I don’t plan on returning to the Mercat d’Olivar market because I’d rather avoid these sights and smells much as possible. Most of the produce was over-priced anyway, which I expected since it’s a tourist attraction. I found several stalls selling cherries for €7 per kilo. That’s more than double what you can find in any produce shop on the street! After making the rounds of the produce stalls at the market, I found one selling cherries for only €3 per kilo. I snagged a kilo and ate them for lunch outside.
After the market, I met up with new vegan friend Carolina from Facebook. It was so refreshing to meet up with a like-minded fruit and veggie lover! I like walking around Palma alone during the day but I crave some friendly chat from time to time, especially friendly vegan chat. We strolled around the city centre for a bit, keeping in the shade as much as possible (the sun here is intense!), then made our way back toward our flats. We even got rained on briefly—not sure where that came from!

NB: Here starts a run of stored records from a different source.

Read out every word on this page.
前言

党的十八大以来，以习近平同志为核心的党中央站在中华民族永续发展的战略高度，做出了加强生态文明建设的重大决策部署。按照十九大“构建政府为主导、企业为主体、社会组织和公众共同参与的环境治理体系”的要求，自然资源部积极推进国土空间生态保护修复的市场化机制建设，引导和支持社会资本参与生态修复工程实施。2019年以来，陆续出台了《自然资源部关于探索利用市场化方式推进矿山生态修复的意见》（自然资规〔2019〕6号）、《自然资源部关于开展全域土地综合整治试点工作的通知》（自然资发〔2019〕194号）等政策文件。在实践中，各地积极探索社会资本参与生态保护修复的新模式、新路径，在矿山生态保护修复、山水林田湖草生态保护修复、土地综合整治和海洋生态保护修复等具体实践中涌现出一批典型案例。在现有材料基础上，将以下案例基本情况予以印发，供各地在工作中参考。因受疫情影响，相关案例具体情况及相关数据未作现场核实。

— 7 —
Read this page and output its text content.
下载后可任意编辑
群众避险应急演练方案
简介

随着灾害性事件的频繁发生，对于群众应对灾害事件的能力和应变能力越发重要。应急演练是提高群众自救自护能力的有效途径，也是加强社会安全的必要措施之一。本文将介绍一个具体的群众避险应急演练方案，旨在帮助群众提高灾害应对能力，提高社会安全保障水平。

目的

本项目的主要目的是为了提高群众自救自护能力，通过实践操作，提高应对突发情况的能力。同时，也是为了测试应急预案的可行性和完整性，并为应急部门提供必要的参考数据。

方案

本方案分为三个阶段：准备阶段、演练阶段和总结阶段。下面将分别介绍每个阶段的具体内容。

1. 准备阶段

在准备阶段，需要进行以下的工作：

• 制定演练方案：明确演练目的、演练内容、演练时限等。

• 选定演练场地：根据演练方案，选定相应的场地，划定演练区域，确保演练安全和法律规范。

Meeting up with Carolina was a chance occurrence since we only recently became acquainted on Facebook. She’s a newbie to Palma as well, super vegan, and happens to be a health coach. Previously, I was interested in pursuing health coaching as a possible career but didn’t have the right motivation to get started.
I believe that every person I meet comes into my life for a reason, whether good or bad. Come to find out she was even certified through the same health coaching program I’ve been considering! Meeting her in person and hearing her gush about her experience was just what I needed to push me in the right direction. I’m lucky to have been inspired by her and am definitely looking forward to hanging out again!
Do you enjoy visiting markets like these when you travel?
Do you notice a price difference in markets that cater to tourists?